BETANEWS.ID, DEMAK – Sivofishery atau wanamina menjadi langkah para petambak di Demak menyelamatkan rusaknya tanggul akibat arus yang deras. Salah satu yang telah menerapkan ini adalah petambak di Dukuh Wonorejo, Desa Timbulsloko, Kecamatan Sayung.
Menurut Ketua Kelompok Tambak Barokah, Matsairi, wanamina merupakan sistem pertambakan yang menggabungkan dengan tanaman bakau. Pembuatan wanamina sudah dilakukan masyarakat sejak 2018, melalui bantuan dari Westland kepada sepuluh petani tambak di wilayahnya.
“Pada saat itu ada sepuluh tambak secara bertahap, sedangkan yang berhasil diterapkan ada enam tambak,” katanya, Rabu (16/8/2023).
Baca juga: 74 Persen Tambak di Demak Terkena Rob, Kerugian Ditaksir Capai Rp14,2 Miliar
Ia mengatakan, dengan menerapkan wanamina, tambak di Timbulsloko menjadi lebih aman dari derasnya ombak, karena terlindungi oleh lebatnya tumbuhan mangrove.
Ia menerangkan, untuk membuat sistem sivofishery mula-mula bambu dipotong menjadi beberapa bagian. Kemudian ditancapkan di sepanjang tambak dengan jarak 1,5 meter. Setelah itu, sedimentasi terbentuk dan ditumbuhi dengan mangrove.
“Semula itu ditanami rhizophora sebagai pemancing. Setelah satu tahun mendapat sedimentasi tanah kemudian ada avicenna jatuh di situ dan tumbuh alami,” terangnya.

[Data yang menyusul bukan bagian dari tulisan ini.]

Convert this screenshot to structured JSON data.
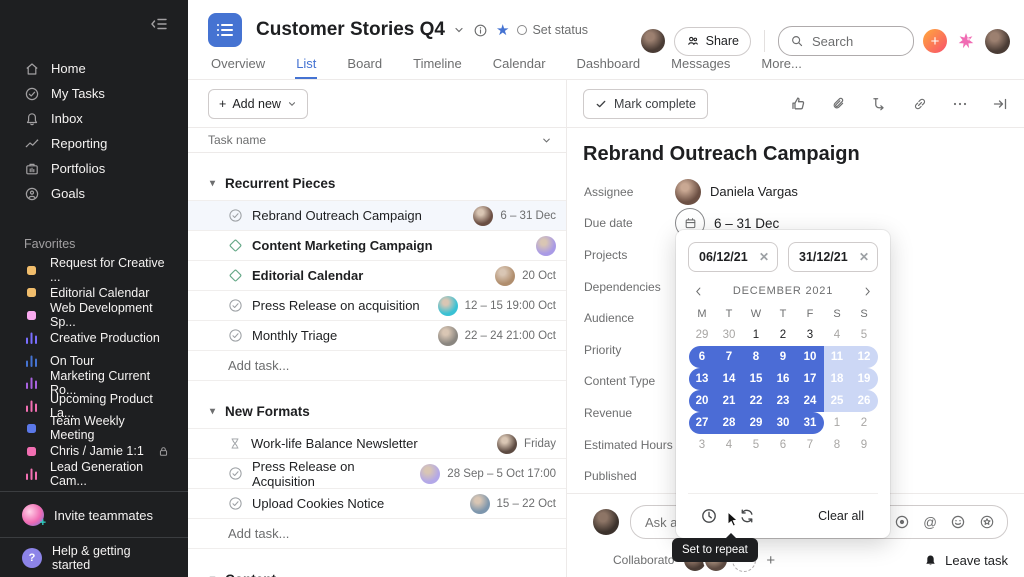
{
  "sidebar": {
    "nav": [
      {
        "label": "Home",
        "icon": "home"
      },
      {
        "label": "My Tasks",
        "icon": "check-circle"
      },
      {
        "label": "Inbox",
        "icon": "bell"
      },
      {
        "label": "Reporting",
        "icon": "chart"
      },
      {
        "label": "Portfolios",
        "icon": "folder"
      },
      {
        "label": "Goals",
        "icon": "goal"
      }
    ],
    "favorites_title": "Favorites",
    "favorites": [
      {
        "label": "Request for Creative ...",
        "icon": "square",
        "color": "#f1bd6c"
      },
      {
        "label": "Editorial Calendar",
        "icon": "square",
        "color": "#f1bd6c"
      },
      {
        "label": "Web Development Sp...",
        "icon": "square",
        "color": "#f9aaef"
      },
      {
        "label": "Creative Production",
        "icon": "bars",
        "color": "#796eff"
      },
      {
        "label": "On Tour",
        "icon": "bars",
        "color": "#4573d2"
      },
      {
        "label": "Marketing Current Ro...",
        "icon": "bars",
        "color": "#a962e0"
      },
      {
        "label": "Upcoming Product La...",
        "icon": "bars",
        "color": "#f26fb2"
      },
      {
        "label": "Team Weekly Meeting",
        "icon": "square",
        "color": "#5b78e8"
      },
      {
        "label": "Chris / Jamie 1:1",
        "icon": "square",
        "color": "#f26fb2",
        "locked": true
      },
      {
        "label": "Lead Generation Cam...",
        "icon": "bars",
        "color": "#f26fb2"
      }
    ],
    "invite": "Invite teammates",
    "help": "Help & getting started"
  },
  "topbar": {
    "project_title": "Customer Stories Q4",
    "set_status": "Set status",
    "share": "Share",
    "search_placeholder": "Search",
    "tabs": [
      {
        "label": "Overview",
        "active": false
      },
      {
        "label": "List",
        "active": true
      },
      {
        "label": "Board",
        "active": false
      },
      {
        "label": "Timeline",
        "active": false
      },
      {
        "label": "Calendar",
        "active": false
      },
      {
        "label": "Dashboard",
        "active": false
      },
      {
        "label": "Messages",
        "active": false
      },
      {
        "label": "More...",
        "active": false
      }
    ]
  },
  "list_panel": {
    "add_new": "Add new",
    "column_header": "Task name",
    "sections": [
      {
        "title": "Recurrent Pieces",
        "add_task": "Add task...",
        "tasks": [
          {
            "name": "Rebrand Outreach Campaign",
            "icon": "check",
            "date": "6 – 31 Dec",
            "avatar": "#6b4f43",
            "selected": true
          },
          {
            "name": "Content Marketing Campaign",
            "icon": "diamond",
            "date": "",
            "avatar": "#a99ae6",
            "bold": true
          },
          {
            "name": "Editorial Calendar",
            "icon": "diamond",
            "date": "20 Oct",
            "avatar": "#b08e6e",
            "bold": true
          },
          {
            "name": "Press Release on acquisition",
            "icon": "check",
            "date": "12 – 15 19:00 Oct",
            "avatar": "#39c1d4"
          },
          {
            "name": "Monthly Triage",
            "icon": "check",
            "date": "22 – 24 21:00 Oct",
            "avatar": "#8a8680"
          }
        ]
      },
      {
        "title": "New Formats",
        "add_task": "Add task...",
        "tasks": [
          {
            "name": "Work-life Balance Newsletter",
            "icon": "hourglass",
            "date": "Friday",
            "avatar": "#5d4b42"
          },
          {
            "name": "Press Release on Acquisition",
            "icon": "check",
            "date": "28 Sep – 5 Oct 17:00",
            "avatar": "#b3a8e8"
          },
          {
            "name": "Upload Cookies Notice",
            "icon": "check",
            "date": "15 – 22 Oct",
            "avatar": "#7d96ad"
          }
        ]
      },
      {
        "title": "Content",
        "add_task": "",
        "tasks": []
      }
    ]
  },
  "detail_panel": {
    "mark_complete": "Mark complete",
    "title": "Rebrand Outreach Campaign",
    "fields": [
      {
        "label": "Assignee",
        "type": "assignee",
        "value": "Daniela Vargas"
      },
      {
        "label": "Due date",
        "type": "duedate",
        "value": "6 – 31 Dec"
      },
      {
        "label": "Projects",
        "type": "empty"
      },
      {
        "label": "Dependencies",
        "type": "empty"
      },
      {
        "label": "Audience",
        "type": "empty"
      },
      {
        "label": "Priority",
        "type": "empty"
      },
      {
        "label": "Content Type",
        "type": "empty"
      },
      {
        "label": "Revenue",
        "type": "empty"
      },
      {
        "label": "Estimated Hours",
        "type": "empty"
      },
      {
        "label": "Published",
        "type": "empty"
      }
    ],
    "comment_placeholder": "Ask a que",
    "collaborators_label": "Collaborato",
    "leave_task": "Leave task"
  },
  "datepicker": {
    "start_date": "06/12/21",
    "end_date": "31/12/21",
    "month": "DECEMBER 2021",
    "weekdays": [
      "M",
      "T",
      "W",
      "T",
      "F",
      "S",
      "S"
    ],
    "weeks": [
      [
        {
          "d": "29",
          "s": "muted"
        },
        {
          "d": "30",
          "s": "muted"
        },
        {
          "d": "1",
          "s": ""
        },
        {
          "d": "2",
          "s": ""
        },
        {
          "d": "3",
          "s": ""
        },
        {
          "d": "4",
          "s": "muted"
        },
        {
          "d": "5",
          "s": "muted"
        }
      ],
      [
        {
          "d": "6",
          "s": "sel start"
        },
        {
          "d": "7",
          "s": "sel"
        },
        {
          "d": "8",
          "s": "sel"
        },
        {
          "d": "9",
          "s": "sel"
        },
        {
          "d": "10",
          "s": "sel"
        },
        {
          "d": "11",
          "s": "light"
        },
        {
          "d": "12",
          "s": "light end"
        }
      ],
      [
        {
          "d": "13",
          "s": "sel start"
        },
        {
          "d": "14",
          "s": "sel"
        },
        {
          "d": "15",
          "s": "sel"
        },
        {
          "d": "16",
          "s": "sel"
        },
        {
          "d": "17",
          "s": "sel"
        },
        {
          "d": "18",
          "s": "light"
        },
        {
          "d": "19",
          "s": "light end"
        }
      ],
      [
        {
          "d": "20",
          "s": "sel start"
        },
        {
          "d": "21",
          "s": "sel"
        },
        {
          "d": "22",
          "s": "sel"
        },
        {
          "d": "23",
          "s": "sel"
        },
        {
          "d": "24",
          "s": "sel"
        },
        {
          "d": "25",
          "s": "light"
        },
        {
          "d": "26",
          "s": "light end"
        }
      ],
      [
        {
          "d": "27",
          "s": "sel start"
        },
        {
          "d": "28",
          "s": "sel"
        },
        {
          "d": "29",
          "s": "sel"
        },
        {
          "d": "30",
          "s": "sel"
        },
        {
          "d": "31",
          "s": "sel end"
        },
        {
          "d": "1",
          "s": "muted"
        },
        {
          "d": "2",
          "s": "muted"
        }
      ],
      [
        {
          "d": "3",
          "s": "muted"
        },
        {
          "d": "4",
          "s": "muted"
        },
        {
          "d": "5",
          "s": "muted"
        },
        {
          "d": "6",
          "s": "muted"
        },
        {
          "d": "7",
          "s": "muted"
        },
        {
          "d": "8",
          "s": "muted"
        },
        {
          "d": "9",
          "s": "muted"
        }
      ]
    ],
    "clear_all": "Clear all",
    "tooltip": "Set to repeat"
  },
  "colors": {
    "accent_blue": "#4573d2",
    "range_solid": "#4b6cd6",
    "range_weekend": "#ccd7f5",
    "sidebar_bg": "#1e1f21"
  }
}
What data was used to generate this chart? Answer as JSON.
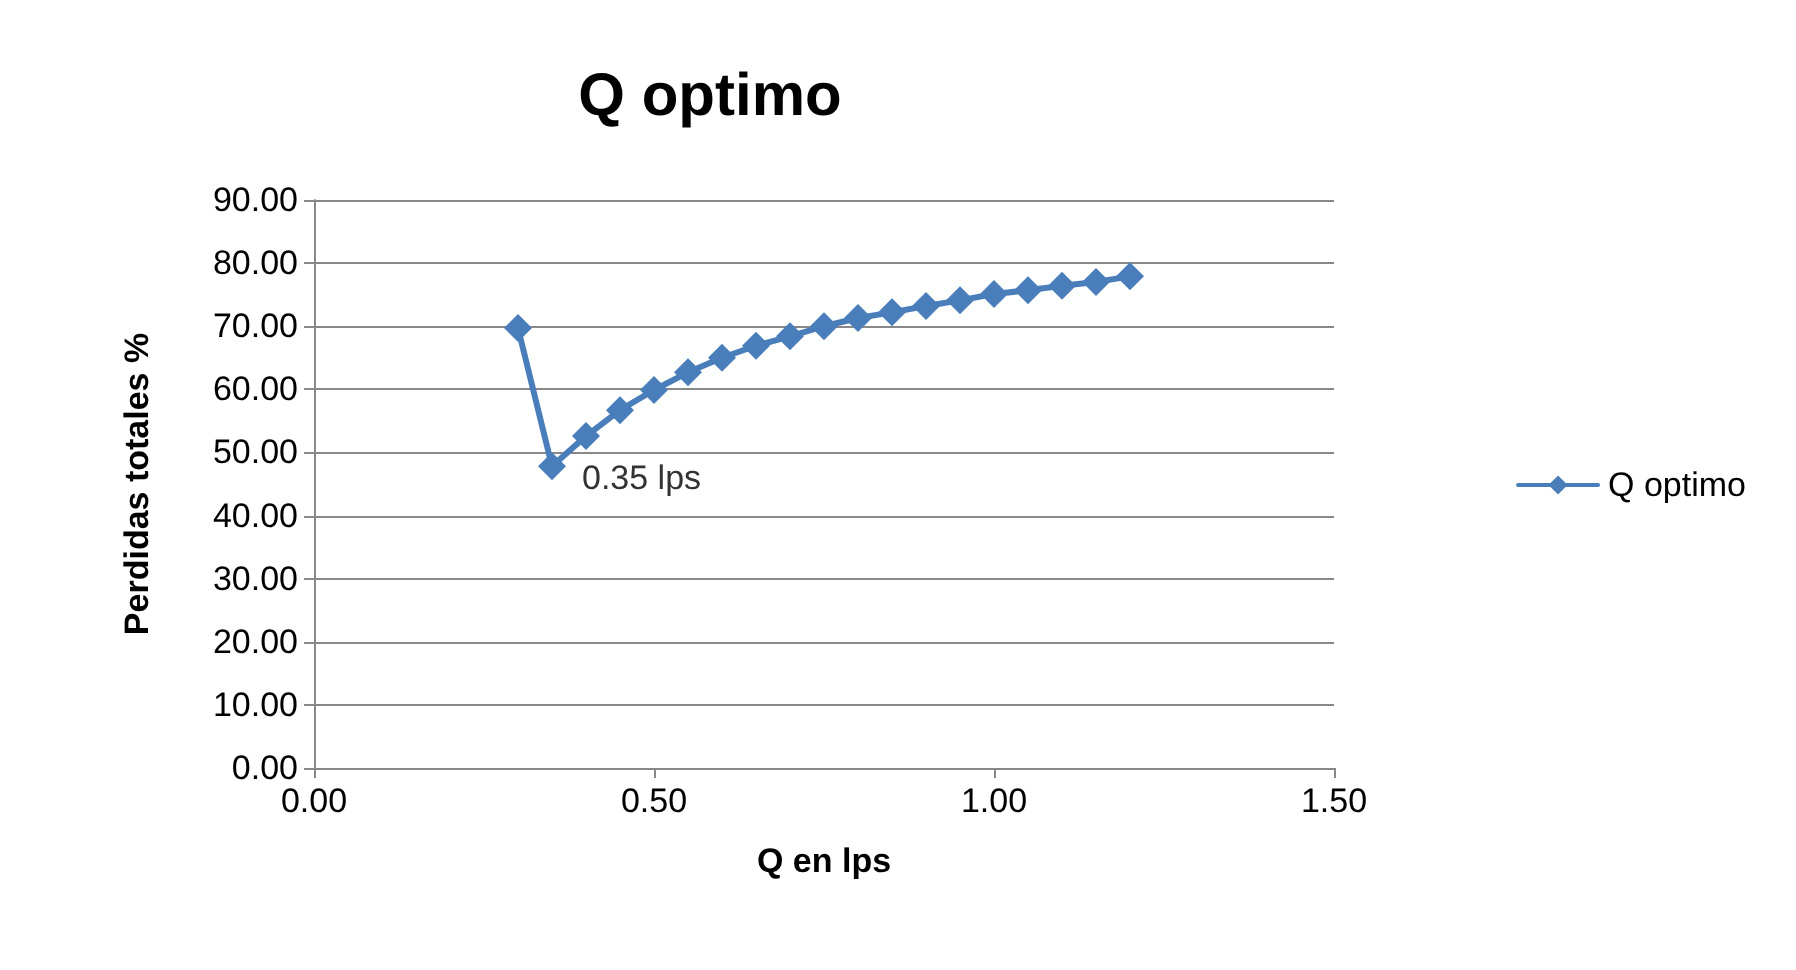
{
  "chart_data": {
    "type": "line",
    "title": "Q optimo",
    "xlabel": "Q en lps",
    "ylabel": "Perdidas totales %",
    "series": [
      {
        "name": "Q optimo",
        "color": "#4a7ebb",
        "x": [
          0.3,
          0.35,
          0.4,
          0.45,
          0.5,
          0.55,
          0.6,
          0.65,
          0.7,
          0.75,
          0.8,
          0.85,
          0.9,
          0.95,
          1.0,
          1.05,
          1.1,
          1.15,
          1.2
        ],
        "values": [
          69.7,
          47.8,
          52.6,
          56.7,
          59.9,
          62.7,
          65.0,
          66.9,
          68.4,
          70.0,
          71.3,
          72.2,
          73.2,
          74.1,
          75.1,
          75.7,
          76.4,
          77.0,
          77.9
        ]
      }
    ],
    "annotations": [
      {
        "text": "0.35 lps",
        "x": 0.35,
        "y": 47.8
      }
    ],
    "xlim": [
      0,
      1.5
    ],
    "xticks": [
      {
        "value": 0,
        "label": "0.00"
      },
      {
        "value": 0.5,
        "label": "0.50"
      },
      {
        "value": 1,
        "label": "1.00"
      },
      {
        "value": 1.5,
        "label": "1.50"
      }
    ],
    "ylim": [
      0,
      90
    ],
    "yticks": [
      {
        "value": 0,
        "label": "0.00"
      },
      {
        "value": 10,
        "label": "10.00"
      },
      {
        "value": 20,
        "label": "20.00"
      },
      {
        "value": 30,
        "label": "30.00"
      },
      {
        "value": 40,
        "label": "40.00"
      },
      {
        "value": 50,
        "label": "50.00"
      },
      {
        "value": 60,
        "label": "60.00"
      },
      {
        "value": 70,
        "label": "70.00"
      },
      {
        "value": 80,
        "label": "80.00"
      },
      {
        "value": 90,
        "label": "90.00"
      }
    ],
    "grid": "y",
    "legend": "right",
    "marker": "diamond",
    "line_style": "solid"
  }
}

“Setelah diberi wanamina, budi daya ikan itu berhasil karena tanggulnya tidak jebol, kemudian pematang-pematang bisa diberi waring sehingga bisa ditabur ikan bandeng dan kerang dara,” terangnya.
Hasil dari sistem wanamina, petambak kini dapat memanen ratusan hingga ribuan kilogram ikan setiap tahunnya.
“Untuk kerang dara taburnya dua setengah ton bisa mencapai hasil satu ton itu harga naik. Pas tabur itu kan harganya Rp3.200 per kilogram sedangkan kalau dijual Rp15-17 ribu per kilogram,” sebutnya.
Baca juga: Dukuh Bedono, Perkampungan Terakhir yang Bertahan dari “Amukan” Rob di Sayung Demak
“Kalau bandeng dengan luas 1,7 hektare itu bisa ditabur sepuluh ribu ekor, panennya tiga kali setahun bisa dapat enam kuintal. Harga per kilogram Rp20-25 ribu,” lanjutnya.
Sayangnya, dari kisaran 30 hektare tambak di Timbulsloko, hanya sekitar 12 hektare tambak yang menerapkan wanamina. Hal itu disebabkan biaya pembuatan yang lebih mahal.
“Wanamina itu kan biayanya lebih besar dan membutuhkan tenaga kalau itu dibuat ya lumayan. Satu tambak hampir Rp20 juta,” pungkasnya.